Pada Natal pertama, Yang Maha Tinggi mau turun ke dunia. Dia sebenarnya bisa saja enak-enakan di surga dan tak perlu repot-repot menjadi manusia kecil yang lahir dalam kandang hewan. Namun, kasih-Nya yang besar melihat manusia yang dikuasai dosa dan kematian, mendorong-Nya turun ke bumi agar martabat manusia yang sudah ternoda bisa dibersihkan dan diangkat kembali.

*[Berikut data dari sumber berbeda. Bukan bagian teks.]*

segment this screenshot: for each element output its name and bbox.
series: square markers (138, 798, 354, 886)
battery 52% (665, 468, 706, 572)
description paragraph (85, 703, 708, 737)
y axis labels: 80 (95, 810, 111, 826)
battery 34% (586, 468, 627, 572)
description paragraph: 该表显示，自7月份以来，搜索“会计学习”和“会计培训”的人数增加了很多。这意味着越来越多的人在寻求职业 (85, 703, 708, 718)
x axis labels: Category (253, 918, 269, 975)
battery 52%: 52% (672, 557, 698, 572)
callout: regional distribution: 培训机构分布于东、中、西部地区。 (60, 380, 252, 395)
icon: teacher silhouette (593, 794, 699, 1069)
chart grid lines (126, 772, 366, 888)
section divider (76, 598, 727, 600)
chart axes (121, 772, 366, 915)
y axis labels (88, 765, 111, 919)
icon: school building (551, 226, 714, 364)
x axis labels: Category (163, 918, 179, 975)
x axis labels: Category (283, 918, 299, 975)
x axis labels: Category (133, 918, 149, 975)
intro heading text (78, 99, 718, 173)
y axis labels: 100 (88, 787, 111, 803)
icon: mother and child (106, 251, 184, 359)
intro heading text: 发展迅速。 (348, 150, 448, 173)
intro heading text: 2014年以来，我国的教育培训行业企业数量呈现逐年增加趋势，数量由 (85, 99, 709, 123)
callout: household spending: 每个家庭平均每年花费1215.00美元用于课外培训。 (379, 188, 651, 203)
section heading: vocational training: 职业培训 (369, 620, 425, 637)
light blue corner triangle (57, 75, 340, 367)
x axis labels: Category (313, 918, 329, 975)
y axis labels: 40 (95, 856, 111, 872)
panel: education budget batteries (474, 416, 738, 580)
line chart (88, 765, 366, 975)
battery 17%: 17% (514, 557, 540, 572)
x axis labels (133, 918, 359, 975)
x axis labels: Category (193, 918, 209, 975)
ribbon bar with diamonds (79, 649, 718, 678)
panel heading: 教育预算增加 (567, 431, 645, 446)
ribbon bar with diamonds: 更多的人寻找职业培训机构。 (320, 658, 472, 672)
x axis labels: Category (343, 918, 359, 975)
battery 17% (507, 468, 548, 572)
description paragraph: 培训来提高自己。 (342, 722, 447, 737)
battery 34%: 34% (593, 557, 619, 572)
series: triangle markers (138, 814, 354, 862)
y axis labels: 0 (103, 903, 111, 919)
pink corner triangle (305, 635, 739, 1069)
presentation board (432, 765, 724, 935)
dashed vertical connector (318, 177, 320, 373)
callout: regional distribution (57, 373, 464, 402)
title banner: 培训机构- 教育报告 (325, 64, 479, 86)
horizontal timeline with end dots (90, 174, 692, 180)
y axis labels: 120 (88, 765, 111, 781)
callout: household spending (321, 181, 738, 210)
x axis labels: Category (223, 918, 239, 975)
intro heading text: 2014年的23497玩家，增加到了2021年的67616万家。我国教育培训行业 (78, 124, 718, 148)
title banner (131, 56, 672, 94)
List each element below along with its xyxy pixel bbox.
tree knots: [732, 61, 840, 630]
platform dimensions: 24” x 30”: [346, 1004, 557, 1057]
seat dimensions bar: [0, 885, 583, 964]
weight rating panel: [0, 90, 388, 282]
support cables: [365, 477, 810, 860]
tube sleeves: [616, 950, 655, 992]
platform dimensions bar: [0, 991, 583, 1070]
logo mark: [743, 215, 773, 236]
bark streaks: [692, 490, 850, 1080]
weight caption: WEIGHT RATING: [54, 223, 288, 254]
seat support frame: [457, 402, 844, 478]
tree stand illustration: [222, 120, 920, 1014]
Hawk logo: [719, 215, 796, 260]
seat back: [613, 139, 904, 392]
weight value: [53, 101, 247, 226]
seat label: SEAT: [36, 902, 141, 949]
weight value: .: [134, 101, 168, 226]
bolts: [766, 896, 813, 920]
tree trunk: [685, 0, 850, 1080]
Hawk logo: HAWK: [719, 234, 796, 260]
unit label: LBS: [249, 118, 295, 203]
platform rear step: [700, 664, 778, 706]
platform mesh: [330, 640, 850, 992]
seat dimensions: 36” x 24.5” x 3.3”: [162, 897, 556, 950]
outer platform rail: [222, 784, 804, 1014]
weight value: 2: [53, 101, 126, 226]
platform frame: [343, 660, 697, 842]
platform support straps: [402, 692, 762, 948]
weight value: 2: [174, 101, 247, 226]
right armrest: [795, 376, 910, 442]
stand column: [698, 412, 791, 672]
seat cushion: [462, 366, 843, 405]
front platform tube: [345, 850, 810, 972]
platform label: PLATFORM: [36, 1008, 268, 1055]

Kalau kita masih menyebut diri sebagai pengikut-Nya, kita juga harus melakukan solidaritas serupa. Paus Fransiskus dipilih TIME sebagai tokoh tahun ini, karena Paus mampu mengeluarkan kepausan dari istana menuju jalanan. Bahkan TIME menjuluki Paus Fransiskus sebagai ‘Paus Rakyat’.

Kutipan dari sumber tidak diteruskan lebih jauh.